College of Science
DAN COX Class of 2008
His dream: To become a surgeon

“Weber State offered so many opportunities that I wouldn’t have gotten at other, larger schools.”
Endoscopic skull base surgery is a minimally invasive procedure that allows surgeons to remove tumors and lesions through the nose versus a large opening in the skull.
71%
The average rate of WSU students accepted to medical school over the last seven years, which is well above the national acceptance rate of 38 percent over the same time period
From Weber to Emory University’s Endoscopic Skull Base Surgery Fellowship
When then-cabinet builder Daniel Cox enrolled at Weber State in 2004, he wasn’t sure he’d enjoy science, so he decided to take his required science classes first, just to get them out of the way.
It was a good decision.
He recalled, “I wasn’t a good student in high school, but during my freshman year at Weber, a microbiology course opened my eyes.
"I remember going home and reading my textbook, not because I had to, but because I wanted to. The next day I was sanding cabinets — I loved to work with my hands — and all of a sudden I just stopped, looked at a coworker and said, ‘I’m going to go to medical school.’”
Fast forward to June 20, 2017.
Cox and his wife, Tori Edwards Cox, had just welcomed their fourth child into the world at 2 a.m. Daniel was days away from finishing his ENT residency at the University of Utah Hospital.

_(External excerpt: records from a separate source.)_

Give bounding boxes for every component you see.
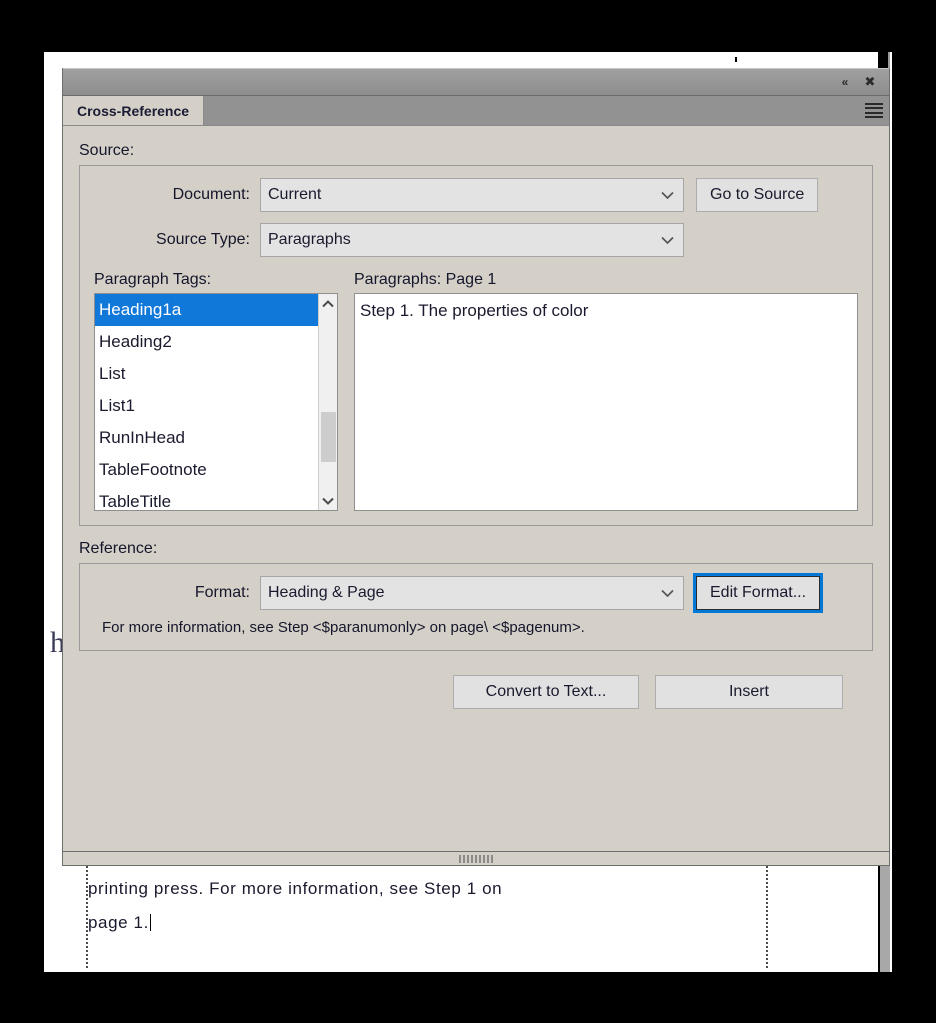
document-label: Document: <box>172 186 250 203</box>
paragraph-tags-listbox[interactable]: Heading1a Heading2 List List1 RunInHead Table… <box>94 293 338 511</box>
list-item[interactable]: Step 1. The properties of color <box>355 295 857 327</box>
format-select-value: Heading & Page <box>268 584 385 601</box>
grip-dots <box>459 854 493 863</box>
scroll-up-icon[interactable] <box>319 294 337 313</box>
insert-label: Insert <box>728 683 769 700</box>
screen: h printing press. For more information, … <box>0 0 936 1023</box>
tab-cross-reference[interactable]: Cross-Reference <box>63 96 205 125</box>
list-item[interactable]: TableTitle <box>95 486 319 510</box>
document-caret-dot <box>735 57 737 62</box>
panel-resize-grip[interactable] <box>63 851 889 865</box>
reference-groupbox: Format: Heading & Page Edit Format... Fo… <box>79 563 873 651</box>
convert-to-text-button[interactable]: Convert to Text... <box>453 675 639 709</box>
document-select[interactable]: Current <box>260 178 684 212</box>
collapse-panel-icon[interactable]: « <box>831 71 857 93</box>
source-type-select[interactable]: Paragraphs <box>260 223 684 257</box>
reference-section-label: Reference: <box>79 540 158 557</box>
edit-format-button[interactable]: Edit Format... <box>692 573 824 613</box>
reference-section: Reference: Format: Heading & Page Edit F… <box>79 540 873 651</box>
paragraph-tags-caption: Paragraph Tags: <box>94 271 212 288</box>
list-item[interactable]: Heading2 <box>95 326 319 358</box>
panel-body: Source: Document: Current Go to Source S… <box>63 126 889 852</box>
document-text-line-2: page 1. <box>88 906 708 940</box>
format-select[interactable]: Heading & Page <box>260 576 684 610</box>
insert-button[interactable]: Insert <box>655 675 843 709</box>
tab-cross-reference-label: Cross-Reference <box>77 102 190 119</box>
document-select-value: Current <box>268 186 322 203</box>
source-type-row: Source Type: Paragraphs <box>94 223 858 257</box>
paragraphs-listbox[interactable]: Step 1. The properties of color <box>354 293 858 511</box>
source-type-select-value: Paragraphs <box>268 231 351 248</box>
list-item[interactable]: RunInHead <box>95 422 319 454</box>
chevron-down-icon <box>661 589 674 597</box>
scrollbar-thumb[interactable] <box>321 412 336 462</box>
list-item[interactable]: List <box>95 358 319 390</box>
format-hint-text: For more information, see Step <$paranum… <box>102 619 585 636</box>
source-type-label: Source Type: <box>156 231 250 248</box>
cross-reference-panel: « ✖ Cross-Reference Source: Document: Cu… <box>62 68 890 866</box>
paragraphs-items: Step 1. The properties of color <box>355 294 857 327</box>
document-body-text[interactable]: printing press. For more information, se… <box>88 872 708 940</box>
paragraph-tags-scrollbar[interactable] <box>318 294 337 510</box>
format-row: Format: Heading & Page Edit Format... <box>94 573 858 613</box>
scroll-down-icon[interactable] <box>319 491 337 510</box>
paragraphs-caption: Paragraphs: Page 1 <box>354 271 497 288</box>
paragraph-tags-items: Heading1a Heading2 List List1 RunInHead Table… <box>95 294 319 510</box>
list-item[interactable]: Heading1a <box>95 294 319 326</box>
format-label: Format: <box>194 584 250 601</box>
go-to-source-button[interactable]: Go to Source <box>696 178 819 212</box>
text-frame-guide-right <box>766 858 768 968</box>
document-text-line-2-text: page 1. <box>88 913 149 932</box>
list-item[interactable]: List1 <box>95 390 319 422</box>
paragraphs-column: Paragraphs: Page 1 Step 1. The propertie… <box>354 271 858 511</box>
close-icon[interactable]: ✖ <box>857 71 883 93</box>
chevron-down-icon <box>661 191 674 199</box>
chevron-down-icon <box>661 236 674 244</box>
lists-area: Paragraph Tags: Heading1a Heading2 List Lis… <box>94 271 858 511</box>
paragraph-tags-column: Paragraph Tags: Heading1a Heading2 List Lis… <box>94 271 338 511</box>
action-buttons: Convert to Text... Insert <box>79 675 873 709</box>
panel-titlebar[interactable]: « ✖ <box>63 68 889 96</box>
document-row: Document: Current Go to Source <box>94 178 858 212</box>
go-to-source-label: Go to Source <box>710 186 805 203</box>
source-groupbox: Document: Current Go to Source Source Ty… <box>79 165 873 526</box>
panel-tabstrip: Cross-Reference <box>63 96 889 126</box>
convert-to-text-label: Convert to Text... <box>485 683 607 700</box>
source-section-label: Source: <box>79 142 135 159</box>
edit-format-label: Edit Format... <box>710 584 807 601</box>
text-insertion-caret <box>149 914 151 931</box>
hamburger-menu-icon[interactable] <box>865 103 883 118</box>
list-item[interactable]: TableFootnote <box>95 454 319 486</box>
document-text-line-1: printing press. For more information, se… <box>88 879 503 898</box>
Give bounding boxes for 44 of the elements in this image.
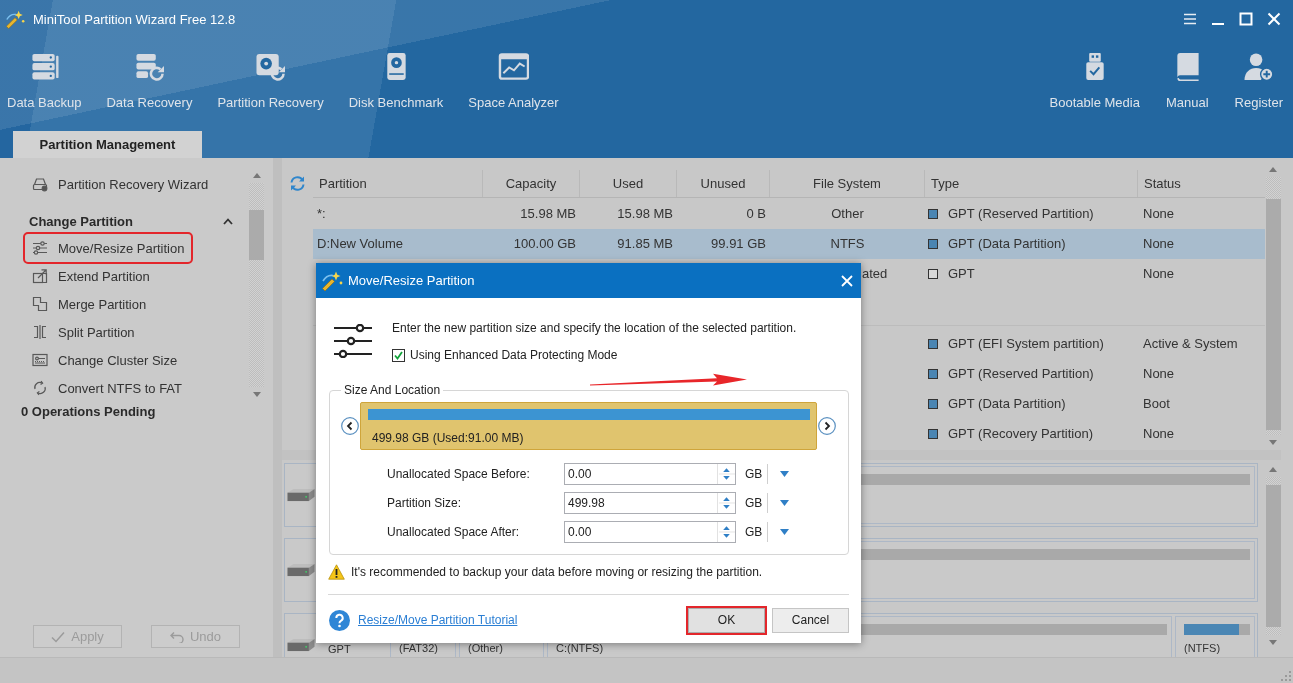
partition-label: C:(NTFS) [556,642,604,655]
table-cell-text: 91.85 MB [617,235,673,253]
unit-label: GB [745,525,763,539]
unit-label: GB [745,467,763,481]
group-title: Size And Location [343,382,442,398]
table-cell-text: 100.00 GB [513,235,576,253]
partition-size-label: 499.98 GB (Used:91.00 MB) [371,431,524,445]
dialog-title: Move/Resize Partition [348,273,475,288]
dialog-description: Enter the new partition size and specify the location of the selected partition. [392,320,797,336]
table-cell-text: GPT (Data Partition) [948,395,1066,413]
disk-type-label: GPT [328,642,351,655]
table-cell-text: 15.98 MB [520,205,576,223]
table-cell-text: ated [862,265,888,283]
section-title: Change Partition [29,213,133,229]
table-cell-text: Active & System [1143,335,1238,353]
table-cell-text: GPT (Recovery Partition) [948,425,1093,443]
field-label: Partition Size: [387,496,463,510]
table-cell-text: 99.91 GB [711,235,766,253]
table-cell-text: GPT (Reserved Partition) [948,205,1094,223]
table-cell-text: GPT (Data Partition) [948,235,1066,253]
field-label: Unallocated Space After: [387,525,521,539]
table-cell-text: Boot [1143,395,1170,413]
table-cell-text: None [1143,365,1175,383]
table-cell-text: None [1143,425,1175,443]
table-cell-text: NTFS [830,235,865,253]
table-cell-text: None [1143,235,1175,253]
table-cell-text: 0 B [746,205,766,223]
window-title: MiniTool Partition Wizard Free 12.8 [33,11,236,27]
table-cell-text: *: [317,205,326,223]
table-cell-text: GPT (Reserved Partition) [948,365,1094,383]
table-cell-text: None [1143,265,1175,283]
partition-label: (NTFS) [1184,642,1221,655]
table-cell-text: GPT [948,265,975,283]
table-cell-text: GPT (EFI System partition) [948,335,1104,353]
table-cell-text: Other [831,205,864,223]
table-cell-text: None [1143,205,1175,223]
partition-label: (Other) [468,642,503,655]
warning-text: It's recommended to backup your data before moving or resizing the partition. [351,564,763,579]
table-cell-text: D:New Volume [317,235,403,253]
table-cell-text: 15.98 MB [617,205,673,223]
field-label: Unallocated Space Before: [387,467,531,481]
partition-label: (FAT32) [399,642,438,655]
operations-pending-label: 0 Operations Pending [21,403,156,421]
unit-label: GB [745,496,763,510]
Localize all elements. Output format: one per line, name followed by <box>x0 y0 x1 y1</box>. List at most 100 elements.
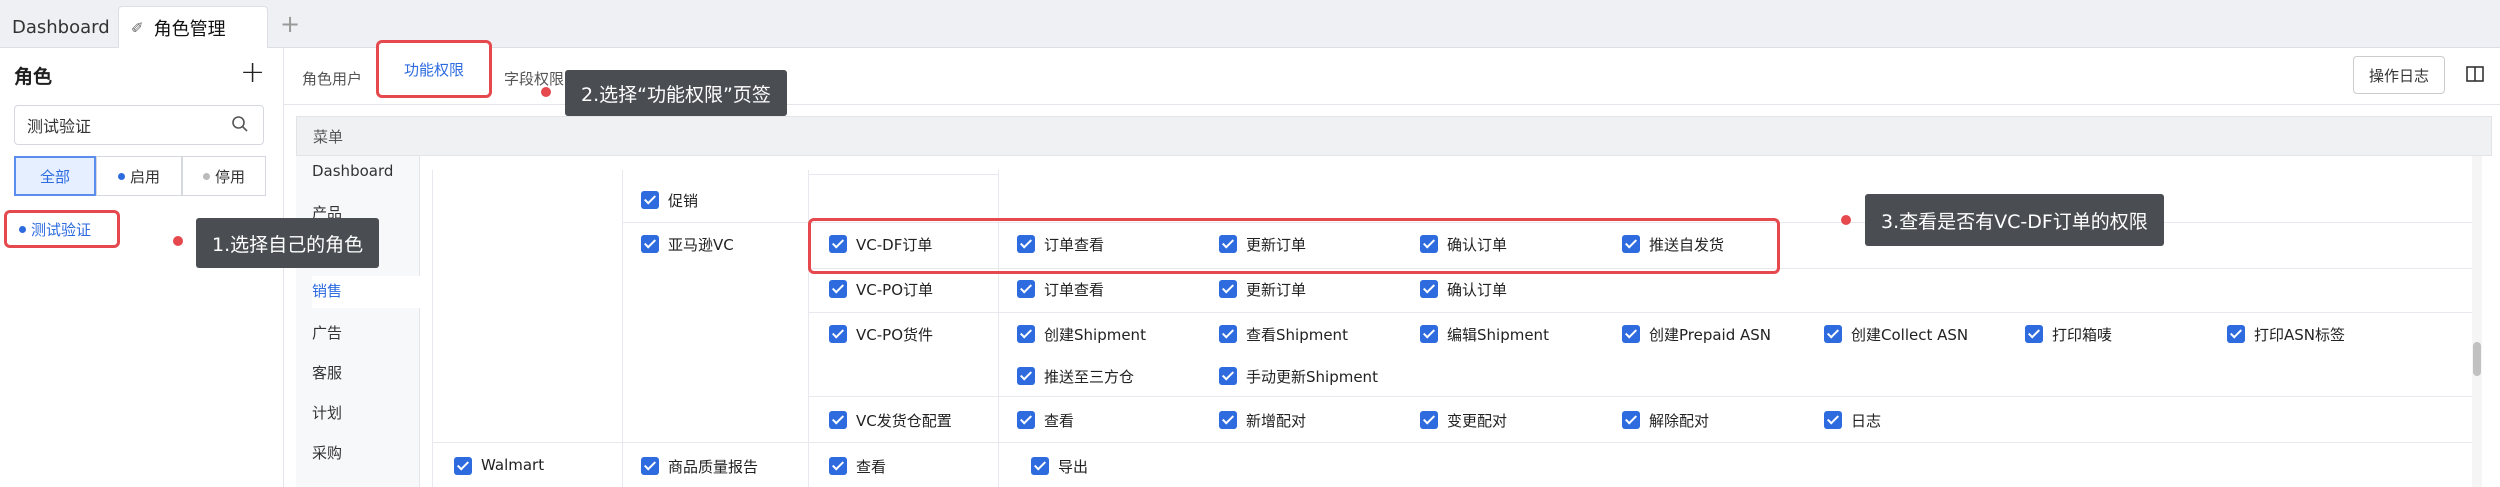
role-status-dot-icon <box>19 225 26 233</box>
label-vcpo: VC-PO订单 <box>856 281 933 299</box>
label-ship-perm: 查看Shipment <box>1246 326 1348 344</box>
checkbox-quality-perm[interactable] <box>1031 457 1049 475</box>
label-quality-perm: 导出 <box>1058 458 1089 476</box>
checkbox-ship-perm[interactable] <box>2025 325 2043 343</box>
filter-all-label: 全部 <box>39 167 70 186</box>
checkbox-vcpo-perm[interactable] <box>1420 280 1438 298</box>
tab-dashboard[interactable]: Dashboard <box>0 6 122 48</box>
callout-marker <box>1841 215 1851 225</box>
filter-all[interactable]: 全部 <box>14 156 96 196</box>
grid-line <box>808 312 2472 313</box>
checkbox-vcpo-perm[interactable] <box>1017 280 1035 298</box>
grid-line <box>432 170 433 487</box>
filter-disabled[interactable]: 停用 <box>182 156 266 196</box>
checkbox-vc-config[interactable] <box>829 411 847 429</box>
filter-enabled-label: 启用 <box>129 167 160 186</box>
book-icon[interactable] <box>2465 64 2485 84</box>
grid-line <box>808 170 809 487</box>
menu-item-plan[interactable]: 计划 <box>312 402 342 423</box>
checkbox-promo[interactable] <box>641 191 659 209</box>
label-amazon-vc: 亚马逊VC <box>668 236 734 254</box>
menu-item-service[interactable]: 客服 <box>312 362 342 383</box>
checkbox-ship-perm[interactable] <box>1017 367 1035 385</box>
operation-log-button[interactable]: 操作日志 <box>2353 56 2445 94</box>
label-walmart: Walmart <box>481 456 545 474</box>
role-panel-title: 角色 <box>14 66 53 88</box>
label-ship-perm: 编辑Shipment <box>1447 326 1549 344</box>
menu-item-sales[interactable]: 销售 <box>312 276 420 308</box>
label-config-perm: 日志 <box>1851 412 1882 430</box>
filter-disabled-label: 停用 <box>214 167 245 186</box>
role-list-item[interactable]: 测试验证 <box>4 210 120 248</box>
callout-step-1: 1.选择自己的角色 <box>196 218 380 268</box>
label-vcpo-ship: VC-PO货件 <box>856 326 933 344</box>
grid-line <box>432 442 2472 443</box>
search-icon[interactable] <box>230 114 250 134</box>
label-quality: 商品质量报告 <box>668 458 759 476</box>
callout-step-3: 3.查看是否有VC-DF订单的权限 <box>1865 194 2164 246</box>
add-role-icon[interactable]: + <box>240 54 265 92</box>
filter-enabled[interactable]: 启用 <box>96 156 182 196</box>
label-config-perm: 查看 <box>1044 412 1075 430</box>
label-ship-perm: 创建Shipment <box>1044 326 1146 344</box>
label-vc-config: VC发货仓配置 <box>856 412 952 430</box>
label-config-perm: 变更配对 <box>1447 412 1508 430</box>
menu-item-ads[interactable]: 广告 <box>312 322 342 343</box>
enabled-dot-icon <box>117 172 125 180</box>
checkbox-config-perm[interactable] <box>1622 411 1640 429</box>
label-vcpo-perm: 确认订单 <box>1447 281 1508 299</box>
add-tab-icon[interactable]: + <box>280 10 300 38</box>
checkbox-config-perm[interactable] <box>1420 411 1438 429</box>
tab-role-management-label: 角色管理 <box>153 18 226 40</box>
checkbox-ship-perm[interactable] <box>2227 325 2245 343</box>
checkbox-walmart[interactable] <box>454 457 472 475</box>
menu-header: 菜单 <box>296 116 2492 156</box>
callout-step-2: 2.选择“功能权限”页签 <box>565 70 787 116</box>
checkbox-amazon-vc[interactable] <box>641 235 659 253</box>
grid-line <box>808 396 2472 397</box>
label-ship-perm: 手动更新Shipment <box>1246 368 1378 386</box>
checkbox-ship-perm[interactable] <box>1219 367 1237 385</box>
label-vcpo-perm: 订单查看 <box>1044 281 1105 299</box>
checkbox-config-perm[interactable] <box>1017 411 1035 429</box>
checkbox-ship-perm[interactable] <box>1219 325 1237 343</box>
pin-icon[interactable]: ✐ <box>131 19 144 37</box>
label-vcpo-perm: 更新订单 <box>1246 281 1307 299</box>
checkbox-vcpo[interactable] <box>829 280 847 298</box>
scrollbar-thumb[interactable] <box>2473 342 2481 376</box>
scrollbar-track[interactable] <box>2472 156 2482 487</box>
menu-item-purchase[interactable]: 采购 <box>312 442 342 463</box>
checkbox-config-perm[interactable] <box>1219 411 1237 429</box>
checkbox-vcpo-ship[interactable] <box>829 325 847 343</box>
checkbox-vcpo-perm[interactable] <box>1219 280 1237 298</box>
checkbox-ship-perm[interactable] <box>1017 325 1035 343</box>
label-ship-perm: 打印ASN标签 <box>2254 326 2346 344</box>
role-search-input[interactable] <box>14 105 264 145</box>
tab-role-management[interactable]: ✐ 角色管理 <box>118 6 268 48</box>
checkbox-ship-perm[interactable] <box>1420 325 1438 343</box>
vcdf-highlight-box <box>808 218 1780 274</box>
callout-marker <box>541 87 551 97</box>
callout-marker <box>173 236 183 246</box>
disabled-dot-icon <box>202 172 210 180</box>
tab-function-permissions[interactable]: 功能权限 <box>376 40 492 98</box>
label-ship-perm: 创建Collect ASN <box>1851 326 1969 344</box>
label-quality-perm: 查看 <box>856 458 887 476</box>
tab-role-users[interactable]: 角色用户 <box>302 62 362 94</box>
tab-bar <box>0 0 2500 48</box>
label-promo: 促销 <box>668 192 699 210</box>
checkbox-config-perm[interactable] <box>1824 411 1842 429</box>
tab-field-permissions[interactable]: 字段权限 <box>504 62 564 94</box>
label-config-perm: 解除配对 <box>1649 412 1710 430</box>
label-ship-perm: 创建Prepaid ASN <box>1649 326 1772 344</box>
menu-item-dashboard[interactable]: Dashboard <box>312 162 393 180</box>
checkbox-quality[interactable] <box>641 457 659 475</box>
label-ship-perm: 推送至三方仓 <box>1044 368 1135 386</box>
label-config-perm: 新增配对 <box>1246 412 1307 430</box>
tab-dashboard-label: Dashboard <box>12 16 110 38</box>
grid-line <box>622 170 623 487</box>
checkbox-ship-perm[interactable] <box>1622 325 1640 343</box>
checkbox-ship-perm[interactable] <box>1824 325 1842 343</box>
checkbox-quality-perm[interactable] <box>829 457 847 475</box>
grid-line <box>808 174 998 175</box>
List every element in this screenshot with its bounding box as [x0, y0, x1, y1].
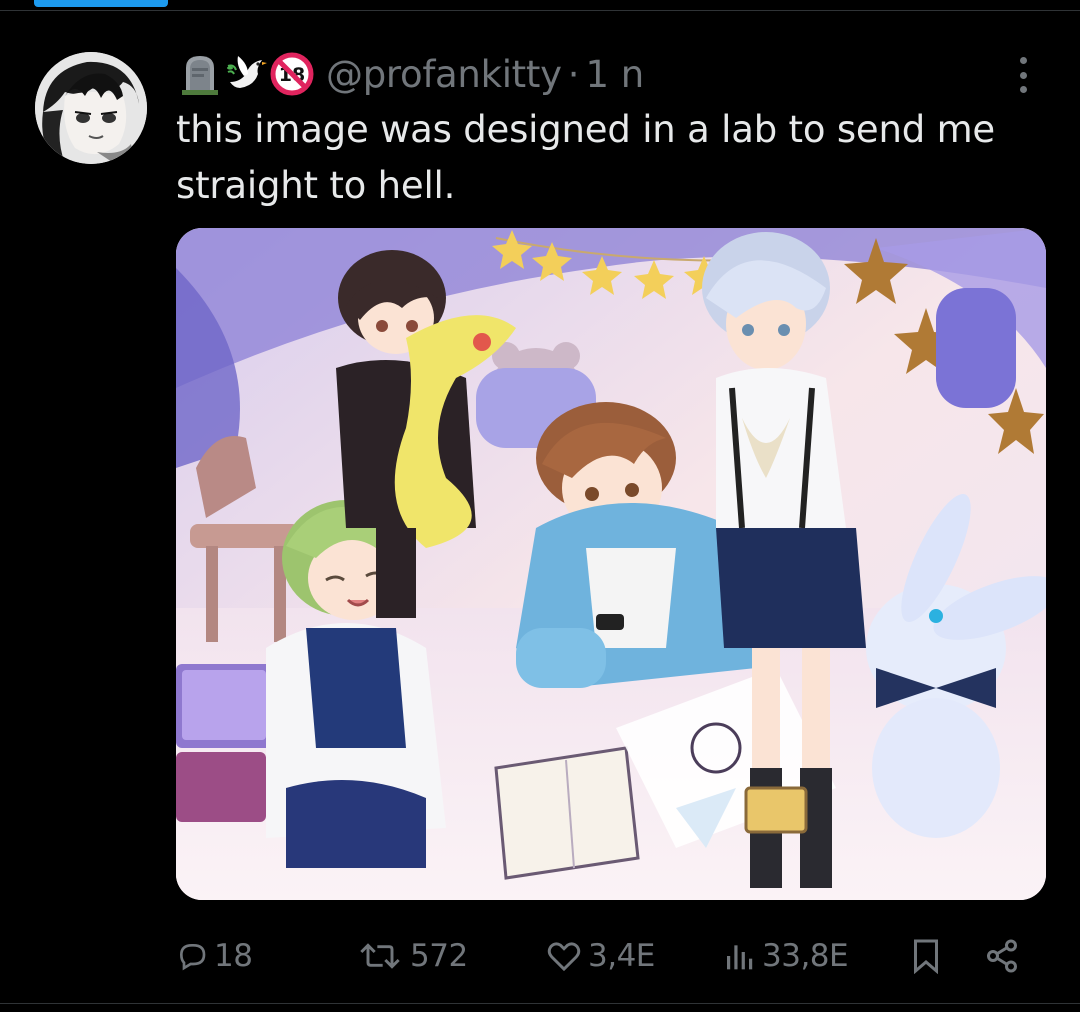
top-divider [0, 10, 1080, 11]
headstone-emoji-icon [178, 52, 222, 96]
share-button[interactable] [984, 928, 1020, 984]
tweet-action-bar: 18 572 3,4E 33,8E [176, 928, 1046, 984]
more-options-icon[interactable] [1010, 55, 1036, 95]
tweet-header: 18 @profankitty · 1 n [178, 50, 644, 98]
view-count: 33,8E [762, 938, 849, 974]
tweet-text: this image was designed in a lab to send… [176, 108, 995, 207]
reply-button[interactable]: 18 [176, 928, 253, 984]
bottom-divider [0, 1003, 1080, 1004]
like-count: 3,4E [588, 938, 655, 974]
author-handle[interactable]: @profankitty [326, 53, 562, 96]
reply-count: 18 [214, 938, 253, 974]
repost-icon [356, 940, 404, 972]
dove-emoji-icon [224, 52, 268, 96]
tweet-timestamp[interactable]: 1 n [585, 53, 644, 96]
active-tab-indicator [34, 0, 168, 7]
share-icon [984, 938, 1020, 974]
like-button[interactable]: 3,4E [546, 928, 655, 984]
repost-button[interactable]: 572 [356, 928, 468, 984]
repost-count: 572 [410, 938, 468, 974]
bar-chart-icon [722, 940, 756, 972]
reply-icon [176, 940, 208, 972]
views-button[interactable]: 33,8E [722, 928, 849, 984]
avatar[interactable] [35, 52, 147, 164]
tweet-media-image[interactable] [176, 228, 1046, 900]
separator-dot: · [567, 52, 580, 96]
heart-icon [546, 940, 582, 972]
bookmark-button[interactable] [910, 928, 942, 984]
no-under-18-emoji-icon: 18 [270, 52, 314, 96]
bookmark-icon [910, 938, 942, 974]
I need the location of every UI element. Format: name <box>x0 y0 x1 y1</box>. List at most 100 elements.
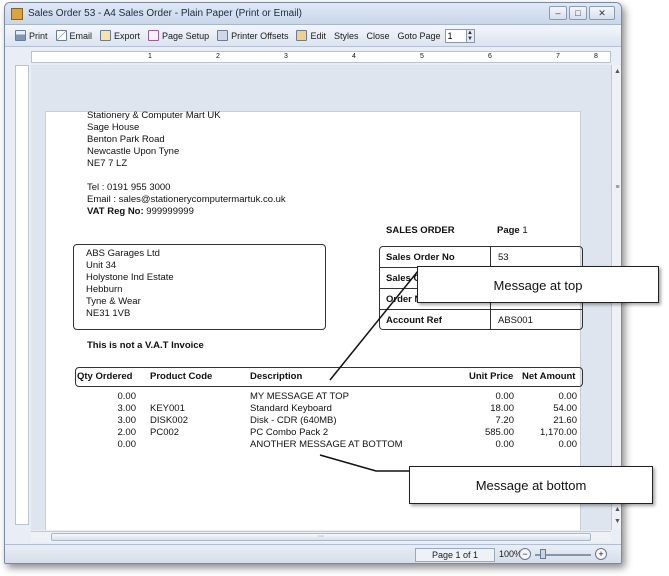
row-code: KEY001 <box>150 403 185 414</box>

He was weeks away from moving his family to Atlanta, where he would be participating in an endoscopic skull base surgery fellowship at Emory University.
“Weber State offered so many opportunities that I wouldn’t have gotten at other, larger schools,” Cox said. “During my first anatomy class at medical school (at Washington University of St. Louis), the professor asked how many of us had performed dissections on human cadavers. I’m surrounded by students who had attended Harvard and Yale, and only three people raised their hands.
“I was one of them, thanks to Weber State.”

A Bright Star in the WSU Universe
Physics professor Stacy Palen may research the death of sun-like stars, but her teaching and community outreach bring life to the study of astronomy.
As director of the Ott Planetarium, Palen has inspired thousands of school children and other audiences to look up and ask questions. She has written several grants and secured funding, including $1 million from NASA, to upgrade planetarium facilities and resources, such as production of full-dome video for the planetarium environment.
Palen has used many of the world’s great telescopes, including Hubble. On NPR’s popular show, Science Friday, she discussed the telescope that will succeed Hubble, and what it may reveal about the cosmos. At Weber State, she has advised several astronomy projects, one of which is to develop the infrastructure and program for two observatories on top of the new Tracy Hall Science Center.
Palen is the author of two introductory astronomy textbooks and a workbook for hands-on learning activities. Her text, Understanding Our Universe, has been adopted by more than 100 university programs.
Palen says her honor as a 2017 Brady Distinguished Professor is both motivating and validating: “Being recognized for the work I have done with students has made me ‘double-down’ on trying to do it even better.”

‘Atmosniffing’ Out Air Pollution
Instead of seeking shelter in the mountains from Utah’s winter inversions, members of WSU’s High Altitude Reconnaissance Balloon for Outreach and Research (HARBOR) team stayed in the valley to send their tethered balloon 500 feet above Ogden to obtain samples of the smoggy air.
The team’s own patent-pending “AtmoSniffer,” which measures the particulate matter floating in the air, was attached to the balloon. Particulate matter — one aspect of poor air quality — forms after ozone, nitrogen and ammonia mix. During inversions, pollutants become trapped in the valleys until storm systems push them out.
In January 2017, the U.S. National Oceanic Atmospheric Administration, launched a large-scale study, in collaboration with state agencies, Weber State’s HARBOR team and other universities, to collect air-quality data. As John Sohl, the WSU physics professor who oversees HARBOR, told the Standard-Examiner, “It was an effort to make the largest set of measurements of winter inversions ever done.”
The results will eventually be used to help Utah clean the air.
The HARBOR team features WSU undergraduates and alumni from a variety of science, technology, engineering and math disciplines, and even local high school students. The group presented preliminary findings at the Air Quality: Science for Solutions conference in Salt Lake City in March 2017.